Chacune des deux faces possède en effet son temps faible. A chaque fois, le bât blesse sur la naïveté des paroles et l’intention de distiller un hymne fédérateur qui manque de force de frappe au final. Manque d’expérience du haut-niveau peut-être. « Au nom du Rock’n roll » s’affiche sur un air Trustien mélangé à un riff AC/DC avec un refrain assez passe-partout agrémenté de chœurs horribles et d’un chant perce-tympan. Même le solo essaie de passer en force. Dominer n’est pas gagner. Comme au rugby il faut savoir concrétiser et la face 2 contient un « Heavy-Metal » au chant presque inaudible. Cependant, la basse de Pierre Paul tabasse fort sur ce titre plus mélodique faisant encore penser aux grands frères Australiens, avec son mid-tempo servi par un beat de batterie très sec. Gardons cependant le charme désuet et la fraicheur adolescente de ces deux titres en mémoire. Killers est avant tout un groupe qui fait parler son instinct et excelle lorsque la mèche consumée atteint le baril de poudre.

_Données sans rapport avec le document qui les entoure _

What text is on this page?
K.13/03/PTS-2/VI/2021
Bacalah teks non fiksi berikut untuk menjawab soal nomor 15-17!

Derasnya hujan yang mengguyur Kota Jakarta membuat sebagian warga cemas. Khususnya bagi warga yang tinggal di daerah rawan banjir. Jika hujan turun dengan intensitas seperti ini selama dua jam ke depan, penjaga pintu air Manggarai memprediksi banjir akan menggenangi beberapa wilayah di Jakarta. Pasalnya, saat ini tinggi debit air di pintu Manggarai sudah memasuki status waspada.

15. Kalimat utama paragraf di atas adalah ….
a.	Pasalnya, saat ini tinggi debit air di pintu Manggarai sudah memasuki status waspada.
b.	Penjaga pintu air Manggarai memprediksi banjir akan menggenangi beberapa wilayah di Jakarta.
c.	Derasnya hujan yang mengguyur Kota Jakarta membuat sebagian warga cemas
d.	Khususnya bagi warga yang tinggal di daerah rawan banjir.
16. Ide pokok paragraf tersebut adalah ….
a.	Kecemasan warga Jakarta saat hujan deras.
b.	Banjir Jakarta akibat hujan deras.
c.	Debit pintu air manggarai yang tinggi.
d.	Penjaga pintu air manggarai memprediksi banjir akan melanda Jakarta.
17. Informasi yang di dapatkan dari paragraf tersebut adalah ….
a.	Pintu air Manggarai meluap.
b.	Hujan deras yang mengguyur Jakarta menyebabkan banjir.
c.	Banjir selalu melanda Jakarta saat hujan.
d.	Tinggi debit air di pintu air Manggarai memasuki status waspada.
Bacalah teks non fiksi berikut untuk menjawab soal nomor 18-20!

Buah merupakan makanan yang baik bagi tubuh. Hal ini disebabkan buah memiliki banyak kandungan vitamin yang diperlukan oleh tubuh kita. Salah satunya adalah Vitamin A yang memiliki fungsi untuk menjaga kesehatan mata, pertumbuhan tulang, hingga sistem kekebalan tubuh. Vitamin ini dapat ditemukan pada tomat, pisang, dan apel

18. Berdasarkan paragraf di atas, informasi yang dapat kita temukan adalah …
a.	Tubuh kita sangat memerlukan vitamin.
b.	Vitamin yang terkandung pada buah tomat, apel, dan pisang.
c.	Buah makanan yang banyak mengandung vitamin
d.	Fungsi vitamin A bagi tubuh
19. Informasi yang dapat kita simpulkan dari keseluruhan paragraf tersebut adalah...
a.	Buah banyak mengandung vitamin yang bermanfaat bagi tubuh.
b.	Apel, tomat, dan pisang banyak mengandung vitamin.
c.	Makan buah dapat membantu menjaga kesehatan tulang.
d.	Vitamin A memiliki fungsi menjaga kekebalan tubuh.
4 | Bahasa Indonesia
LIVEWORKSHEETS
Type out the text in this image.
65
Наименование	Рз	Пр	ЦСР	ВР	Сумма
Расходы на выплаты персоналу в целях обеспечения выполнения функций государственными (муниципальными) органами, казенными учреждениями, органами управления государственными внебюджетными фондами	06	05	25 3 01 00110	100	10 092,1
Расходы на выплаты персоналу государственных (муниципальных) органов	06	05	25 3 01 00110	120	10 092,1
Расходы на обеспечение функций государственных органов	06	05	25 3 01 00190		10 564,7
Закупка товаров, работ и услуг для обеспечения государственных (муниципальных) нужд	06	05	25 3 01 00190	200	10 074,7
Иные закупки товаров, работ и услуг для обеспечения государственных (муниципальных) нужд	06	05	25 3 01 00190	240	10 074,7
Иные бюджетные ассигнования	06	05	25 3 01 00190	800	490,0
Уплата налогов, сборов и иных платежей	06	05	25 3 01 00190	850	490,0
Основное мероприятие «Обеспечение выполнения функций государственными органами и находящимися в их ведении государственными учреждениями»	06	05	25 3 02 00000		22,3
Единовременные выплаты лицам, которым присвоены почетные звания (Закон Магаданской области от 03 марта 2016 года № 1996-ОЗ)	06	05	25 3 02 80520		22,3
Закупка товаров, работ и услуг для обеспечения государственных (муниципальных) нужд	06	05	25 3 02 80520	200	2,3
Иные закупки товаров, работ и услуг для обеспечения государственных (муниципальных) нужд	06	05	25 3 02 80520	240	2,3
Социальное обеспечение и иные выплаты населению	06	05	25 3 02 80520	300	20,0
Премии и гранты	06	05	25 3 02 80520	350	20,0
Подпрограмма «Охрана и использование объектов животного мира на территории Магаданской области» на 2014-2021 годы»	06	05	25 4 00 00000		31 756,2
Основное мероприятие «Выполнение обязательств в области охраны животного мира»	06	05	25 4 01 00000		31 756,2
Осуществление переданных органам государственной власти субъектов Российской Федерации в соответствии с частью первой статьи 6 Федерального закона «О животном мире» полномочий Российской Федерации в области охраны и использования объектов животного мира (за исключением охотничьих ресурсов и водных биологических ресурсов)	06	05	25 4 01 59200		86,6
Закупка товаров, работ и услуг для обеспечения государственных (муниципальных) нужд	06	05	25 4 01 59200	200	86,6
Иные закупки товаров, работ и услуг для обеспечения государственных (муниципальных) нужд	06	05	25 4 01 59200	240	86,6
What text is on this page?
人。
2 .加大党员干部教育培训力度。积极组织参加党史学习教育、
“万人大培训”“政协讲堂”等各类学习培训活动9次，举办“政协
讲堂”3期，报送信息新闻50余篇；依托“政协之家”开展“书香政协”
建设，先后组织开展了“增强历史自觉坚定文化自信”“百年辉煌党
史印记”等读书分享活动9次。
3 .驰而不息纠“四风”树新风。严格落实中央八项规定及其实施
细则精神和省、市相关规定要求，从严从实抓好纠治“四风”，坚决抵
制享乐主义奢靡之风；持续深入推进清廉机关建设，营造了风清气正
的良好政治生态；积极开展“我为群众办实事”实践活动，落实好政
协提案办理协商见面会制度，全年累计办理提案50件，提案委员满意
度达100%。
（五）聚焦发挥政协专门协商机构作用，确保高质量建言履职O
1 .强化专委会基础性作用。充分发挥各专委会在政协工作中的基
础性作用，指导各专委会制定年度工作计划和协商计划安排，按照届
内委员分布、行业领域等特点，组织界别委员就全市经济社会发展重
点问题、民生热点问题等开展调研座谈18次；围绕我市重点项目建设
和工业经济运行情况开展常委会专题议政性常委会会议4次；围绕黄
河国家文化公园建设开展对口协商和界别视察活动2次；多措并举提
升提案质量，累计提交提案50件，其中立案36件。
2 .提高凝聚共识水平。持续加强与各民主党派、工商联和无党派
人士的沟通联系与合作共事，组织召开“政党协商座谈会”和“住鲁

Pour le reste, le sentiment principal ressemble à celui que pourrait éprouver un arrière débutant sous un up-and-under botté par un ouvreur Irlandais dans un Aviva Stadium balayé par le vent et la pluie. Ça va chauffer au point de rencontre et ça risque de piquer fort…

L’ouragan débute sur une guitare en distorsion, un cri de bête puis riffing et frappe de toms achèvent une entrée en matière explosive. « Fils de la Haine » vous colle au mur avec une attaque atomique de double grosse-caisse et un riff de guitare d’une violence alors inconnue en France. La fougue du groupe se cristallise dans ce morceau ultra-speed d’où émerge un chant décharné, à la pointe délicieuse d’accent du Sud-Ouest, atypique ou insupportable selon les goûts. La tonalité de Patrice le Calvez est l’un des chromosomes clefs de Killers tout comme la démonstration de Michel Camiade derrière les fûts qui atteint des sommets de sauvagerie. La paire Deboffe-Dolheguy quant à elle envoie du bois sur la rythmique, le pont et l’outro, bave aux lèvres et toutes cordes dehors. « Qu’il s’appelle Juan, Ahmed ou Nordin, il sera toujours étranger, rejeté » comme le clame Patrice. La haine s’immisce insidieusement, Killers la dompte et nous la délivre sur un plateau doré.

Le rythme infernal perdure sur « Pense à ton suicide » et son riff thrash-core renforcé par une association basse-batterie attelée comme deux deuxièmes lignes dans une mêlée fermée. Ça pousse fort dès l’introduction aussi grandiloquente que du Manowar des grands jours. L’ami Camiade flirte avec le blast et le solo de Didier Deboffe, bref et incisif, vous fait l’effet d’un arrêt-buffet reçu de Thierry Dusautoir, avant une reprise de riff aboutissant à une orgie sonore totale. Le débit des paroles se met lui aussi au diapason de la ligne mélodique. Jouissif.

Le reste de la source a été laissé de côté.